菩提樹のせい


~ 八月二十三日(水)  公民 ~


  菩提樹の花言葉 結ばれる



 夏休み終了まであと五日。

 課題を終わらせる。そんな大義名分を振りかざし、俺を無限の悪夢に叩き落したこいつは藍川あいかわ穂咲ほさき


 今日の穂咲は白いミニスカートの上からシースルーのロングスカートを重ねて、上もキャミソールを重ね着している。

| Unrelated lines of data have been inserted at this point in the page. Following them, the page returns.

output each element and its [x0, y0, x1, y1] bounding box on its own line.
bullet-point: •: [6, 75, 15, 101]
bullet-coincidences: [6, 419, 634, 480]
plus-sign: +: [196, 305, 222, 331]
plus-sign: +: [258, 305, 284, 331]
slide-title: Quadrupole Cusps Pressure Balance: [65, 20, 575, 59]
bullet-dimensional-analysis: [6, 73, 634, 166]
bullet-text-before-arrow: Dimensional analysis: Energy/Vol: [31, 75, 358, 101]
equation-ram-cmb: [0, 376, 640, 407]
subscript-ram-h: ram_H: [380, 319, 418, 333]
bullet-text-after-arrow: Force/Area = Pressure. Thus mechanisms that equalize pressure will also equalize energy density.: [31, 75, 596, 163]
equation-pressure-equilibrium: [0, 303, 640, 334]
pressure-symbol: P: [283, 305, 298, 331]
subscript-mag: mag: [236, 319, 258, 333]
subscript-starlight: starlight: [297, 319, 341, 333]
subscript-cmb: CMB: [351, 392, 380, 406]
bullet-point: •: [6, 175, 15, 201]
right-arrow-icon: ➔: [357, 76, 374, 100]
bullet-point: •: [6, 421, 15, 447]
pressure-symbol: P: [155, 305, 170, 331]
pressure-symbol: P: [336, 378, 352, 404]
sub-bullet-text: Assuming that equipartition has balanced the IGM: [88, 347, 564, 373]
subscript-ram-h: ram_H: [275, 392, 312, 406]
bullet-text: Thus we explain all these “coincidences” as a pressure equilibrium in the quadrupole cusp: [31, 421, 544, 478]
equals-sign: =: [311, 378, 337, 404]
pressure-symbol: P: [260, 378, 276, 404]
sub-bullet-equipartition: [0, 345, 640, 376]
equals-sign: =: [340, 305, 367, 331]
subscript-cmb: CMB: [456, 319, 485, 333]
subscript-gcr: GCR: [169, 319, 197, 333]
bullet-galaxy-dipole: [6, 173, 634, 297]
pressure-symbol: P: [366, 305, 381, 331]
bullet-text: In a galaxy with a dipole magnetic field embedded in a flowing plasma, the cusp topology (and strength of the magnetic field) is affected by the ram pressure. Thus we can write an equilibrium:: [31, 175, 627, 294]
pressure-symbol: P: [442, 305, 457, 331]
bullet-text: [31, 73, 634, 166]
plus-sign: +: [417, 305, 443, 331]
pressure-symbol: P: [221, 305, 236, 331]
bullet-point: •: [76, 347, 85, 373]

 そして簡単にローツインにした髪の耳の上あたりに、菩提樹の白と黄色の花を一つずつぶら下げていた。


 そうだった。

 今朝はおばさんが起きて来なかったんだよね。


 だから自分でやったのか。

 センスのかけらもない。


 服のセンスはいいのに、髪についてはおばさん任せだからそうなる。


 でも、まあいいや。

 そのために俺が美容師を目指してるわけだし。


 そんな穂咲は、自分が何をしていたのか分からなくなる時がある。

 バカなのだ。


 今日も、秋祭りに備えて盆踊りの練習をするとか言っていたはずなのに。

 どうしてこうなった?



「ふう、完璧なの」

「そうだね。完璧にマスターしたね、オクラホマミキサーは」


 盆踊りだったよね、たしか。

 きっと何人お相手が変わっても、皆さんうちわ持ってるから君の手を取ってくれないと思うよ?


 呆れてため息。

 でも、台所から足音が聞こえてきたので、慌てて少し背筋を伸ばす。


 おばさんが、冷や麦をお盆に乗せて持ってきてくれたのだ。


「毎日ありがとうね。ほら、あんたも少しは色気とか振りまきなさいな」

「お色気なら、ご覧の通りむんむんなの。こないだも、結婚を申し込まれたの」

「あら道久君、ありがとね」

「違います」


 勘弁してください。

 いや、そういう話をしないでくださいって意味ですけど。


 俺はちょっとぽかぽかになった頬を、冷や麦をすすって冷ますことにした。


「でもほっちゃんの事だし、どうせお年寄りか子供、どっちかでしょ?」

「違うもん。お年寄りと子供、どっちもだもん」


 あのね、穂咲。

 ほっぺた膨らましてるところ悪いとは思うのですが、それじゃおばさんの指摘通りです。

 といいますか。


「おじいちゃんにも求婚されたの?」

「ううん? おばあちゃん」


 ぶふっ!


 ……きみのトンデモには慣れてるつもりでしたけど、これは予想外。

 よかった、冷や麦を口に入れてなくて。


 きょとんとしたままの穂咲を指差して、おばさんも大笑い。

 昔っからそうですよね。

 穂咲には、ほんと容赦のないことで。


 そんなおばさんは、今日から夏休みらしい。

 久しぶりにゆっくりとできるとのことで、さっきから俺たちに絡む絡む。


 いや、穂咲にべったりなのか。


 ……昔っからそうですよね。

 穂咲のこと、ほんと大好きなことで。


「それより、ダンスなんかして遊んでていいの? 今日の分の宿題はどうしたのよ」

「もうできてるの。簡単だったから、三十分で終わったの」


 普通は終わらないです、三十分じゃ。

 俺なんか四時間かかったし。


 公民の宿題は、自分が住みたい家の設計図。

 そして公民だというのに三面図を描くよう指示されている。


 だが、そこは女子もいるわけで、正しい図法にこだわらず自由に描いて良いことになっていた。


 ……だというのにこれだ。

 なにさ、このプロが描いた図面みたいなの。


 おばさんは穂咲から宿題を受け取ると、眉間に皺を寄せつつも、楽しそうにそれを眺め始めた。


「ほっちゃんは、相変わらず絵だけは上手ね」

「定規使っていいから、まっすぐな線が引けて簡単なの」


 変な会話。

 二人には、図面と絵の区別がないのね。


「敷地面積が随分狭いわね。現実的に考えたの?」

「ううん? このお家を建て替えるの。十部屋あるの」

「なにその違法建築。…………あらやだほっちゃん。駐車場が無くなっちゃってるじゃないのよ」


 そういえば、見た目のインパクトに騙されてちゃんと確認してなかった。

 こんなの想像だから適当でいいんだろうけど、あんまりおかしなことが書いてあったら先生に怒られる。


 俺も横から図面を覗き込んだけど、こう何階建てにもされていたらなにがなにやら分からない。

 ……いや。


「あった、駐車場。地下か」

「そうなの。ちゃんとあるの」

「ん? ……ほっちゃん、これ、何かおかしくない?」


 おばさんが言う前に、俺も気づいていた。

 なんか、敷地より地下の方が広くないか?


「おかしくないの。道久君ちの地下をお借りしてみたの」

「おかしいからね、それ」


 勝手な事しなさんな。


「おかしくないの。駐車場から道久君ちにお邪魔できるの。合体させたの」

「おかしいからね、それ」


 理屈がさっぱり分からん。

 こんなの、先生から叱られるに決まってる。


 おばさんも苦笑いしながら穂咲に図面を突っ返した。

 そうだね、書き直した方がいいよ。